Average Range of Scrip for 14 days is taken into consideration. A range is arrived.

If the scrip moves even 50% of Average range we are likely to hit the target n make profit.

Select your favourite stock. Fill up the excel sheet as per instructions. Arrive at Buy and Buy Target and Sell and Sell Target.

Price ideally should open between Buy and Sell price.

Our bet is that if the price opens between Buy and Sell Prices, it is locked in 20% of the Average Range. Even a 50% shake out of the Range will knock our Buy target or Sell target. Though it looks similar to breakout strategy, i visualise it as blow out.

Thatz the reason, i am insisting on One Trade Per Day.

Variation can be added to the setup as follows.

1.On Gap Up or Gap Down days, instead of close, consider open to arrive at Buy or Sell.

2. For those who are interested to catch, the trending markets, just lock in as free trade.

3.My stop loss is opposite order. Though it looks at higher side, I feel comfortable keeping it like that. You can tweak it as per your comfort.

4. When Stop Loss hits, we should reverse the trade by doubling our quanitity. If second trade also hits SL, then it would be wiser to pack up for the day. Start next day, with a positive hope.

For rule 3 and 4, a variation is by increasing target price.

5. Be quick enough to place orders when the market opens.
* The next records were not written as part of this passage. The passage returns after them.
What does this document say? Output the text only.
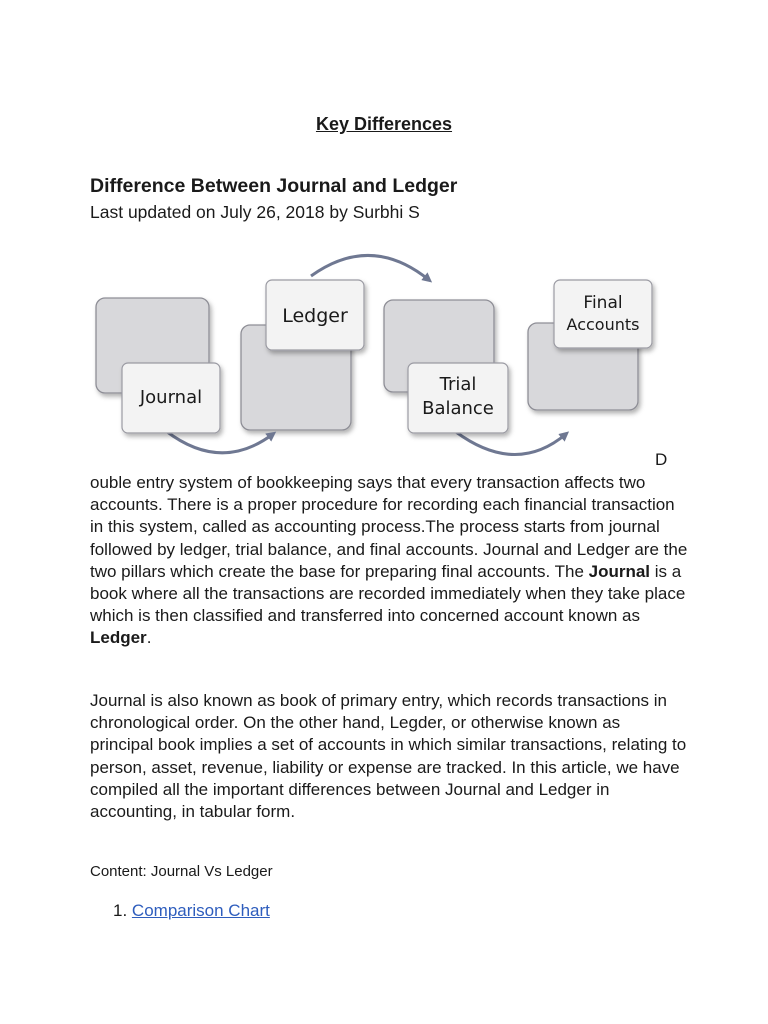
Key Differences
Difference Between Journal and Ledger
Last updated on July 26, 2018 by Surbhi S
Journal
Ledger
Trial
Balance
Final
Accounts
D
ouble entry system of bookkeeping says that every transaction affects two accounts. There is a proper procedure for recording each financial transaction in this system, called as accounting process.The process starts from journal followed by ledger, trial balance, and final accounts. Journal and Ledger are the two pillars which create the base for preparing final accounts. The Journal is a book where all the transactions are recorded immediately when they take place which is then classified and transferred into concerned account known as Ledger.
Journal is also known as book of primary entry, which records transactions in chronological order. On the other hand, Legder, or otherwise known as principal book implies a set of accounts in which similar transactions, relating to person, asset, revenue, liability or expense are tracked. In this article, we have compiled all the important differences between Journal and Ledger in accounting, in tabular form.
Content: Journal Vs Ledger
1. Comparison Chart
6. Since it is not taking into consideration any analysis except figures, I would suggest those who are interested in this setup, to backtest it on your favourite stocks and to papertrade for atleast 5 to 10 trading days. This effort is a must.
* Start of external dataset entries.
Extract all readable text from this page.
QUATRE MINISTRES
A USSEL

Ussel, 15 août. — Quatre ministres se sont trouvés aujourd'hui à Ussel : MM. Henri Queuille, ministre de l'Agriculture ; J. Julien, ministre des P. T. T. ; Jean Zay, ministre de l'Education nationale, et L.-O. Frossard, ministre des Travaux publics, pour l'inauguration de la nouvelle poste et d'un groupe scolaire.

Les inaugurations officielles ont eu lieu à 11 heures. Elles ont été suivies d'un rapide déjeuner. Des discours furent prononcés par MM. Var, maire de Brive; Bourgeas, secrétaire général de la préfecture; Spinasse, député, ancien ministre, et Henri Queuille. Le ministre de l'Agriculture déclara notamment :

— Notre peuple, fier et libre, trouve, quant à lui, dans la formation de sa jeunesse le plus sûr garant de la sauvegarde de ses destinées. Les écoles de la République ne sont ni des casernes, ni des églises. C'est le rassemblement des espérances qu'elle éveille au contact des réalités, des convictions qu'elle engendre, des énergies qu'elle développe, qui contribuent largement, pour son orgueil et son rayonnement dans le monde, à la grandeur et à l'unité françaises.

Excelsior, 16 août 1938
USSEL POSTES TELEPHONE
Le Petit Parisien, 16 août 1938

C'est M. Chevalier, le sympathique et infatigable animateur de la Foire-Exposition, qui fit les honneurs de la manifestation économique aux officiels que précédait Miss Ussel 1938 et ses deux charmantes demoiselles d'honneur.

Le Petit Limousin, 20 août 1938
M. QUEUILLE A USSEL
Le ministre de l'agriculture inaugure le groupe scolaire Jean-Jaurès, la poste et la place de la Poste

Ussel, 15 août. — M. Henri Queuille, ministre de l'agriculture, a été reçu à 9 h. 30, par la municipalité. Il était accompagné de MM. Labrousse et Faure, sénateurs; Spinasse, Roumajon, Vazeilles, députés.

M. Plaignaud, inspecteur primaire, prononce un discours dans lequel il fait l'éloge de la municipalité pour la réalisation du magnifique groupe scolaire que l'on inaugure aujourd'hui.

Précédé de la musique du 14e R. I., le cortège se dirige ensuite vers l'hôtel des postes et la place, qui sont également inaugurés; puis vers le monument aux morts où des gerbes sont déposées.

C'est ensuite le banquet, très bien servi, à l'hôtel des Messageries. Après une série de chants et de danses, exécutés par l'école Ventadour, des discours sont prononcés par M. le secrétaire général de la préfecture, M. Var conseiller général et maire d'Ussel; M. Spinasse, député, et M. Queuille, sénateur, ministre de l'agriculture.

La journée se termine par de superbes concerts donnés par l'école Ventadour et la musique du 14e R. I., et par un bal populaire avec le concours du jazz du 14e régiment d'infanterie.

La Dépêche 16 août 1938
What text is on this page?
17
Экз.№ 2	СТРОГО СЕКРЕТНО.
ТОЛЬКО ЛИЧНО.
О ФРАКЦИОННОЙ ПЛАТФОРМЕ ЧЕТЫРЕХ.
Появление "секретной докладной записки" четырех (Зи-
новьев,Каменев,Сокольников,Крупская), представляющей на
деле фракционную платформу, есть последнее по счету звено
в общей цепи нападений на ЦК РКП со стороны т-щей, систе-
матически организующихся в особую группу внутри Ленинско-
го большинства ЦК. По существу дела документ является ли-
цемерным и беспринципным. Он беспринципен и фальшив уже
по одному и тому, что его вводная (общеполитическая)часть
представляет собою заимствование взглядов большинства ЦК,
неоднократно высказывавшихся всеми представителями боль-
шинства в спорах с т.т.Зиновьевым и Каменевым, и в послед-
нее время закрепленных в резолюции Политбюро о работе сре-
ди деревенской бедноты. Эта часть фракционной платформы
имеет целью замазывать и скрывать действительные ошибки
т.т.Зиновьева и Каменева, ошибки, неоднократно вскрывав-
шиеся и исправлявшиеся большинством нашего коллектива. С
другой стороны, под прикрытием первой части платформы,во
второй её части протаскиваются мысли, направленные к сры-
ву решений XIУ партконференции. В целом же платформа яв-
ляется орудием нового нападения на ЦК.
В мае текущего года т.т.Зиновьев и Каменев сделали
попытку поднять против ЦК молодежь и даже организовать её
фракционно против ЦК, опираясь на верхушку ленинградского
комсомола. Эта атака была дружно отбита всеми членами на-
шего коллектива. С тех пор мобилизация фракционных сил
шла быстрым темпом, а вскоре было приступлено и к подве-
I am refining excel sheet so as to make it easily readable.

All the best.
 

veluri1967

Well-Known Member
#4
There are some odd scenerious like the following which should be dealt with as discussed below.

1. When the price opens above our buy/buy target or below our sell/sell target , we let it go until it comes within our range.

2. Gap Up or down days. Again wait for the price to come into the range. If it does not come within range, we donot trade. (An alternative to Gaps trading is already mentioned in above post).

3. Never initiate trade when the price is out of range.

4. We are in trade, Only (I repeat) only when the price takes off from the range on either side.

5. There are occasions when our buy or sell are triggered and we are in trade, but neither targets or stop losses are hit. This type of trades do exist. Square off the positions by EOD.

Risk management rules are to be adhered to at all times. That's is to say, expect the worst for the day and then only jump to trade. 2% loss per day, 6% loss per week, 10% loss per month is pegged in. That is to say, if you incur a loss of 2% of capital, suspend trade for the day. If you incur a loss of 6% for a week, suspend trade for the remaining days of the week. If you incur a loss of 10% loss for a month, suspend trade for the remaining days of month.

Money management is obvious to control overtrading and gambling tendencies.

Rules are simple. If no signal for a trade, donot trade.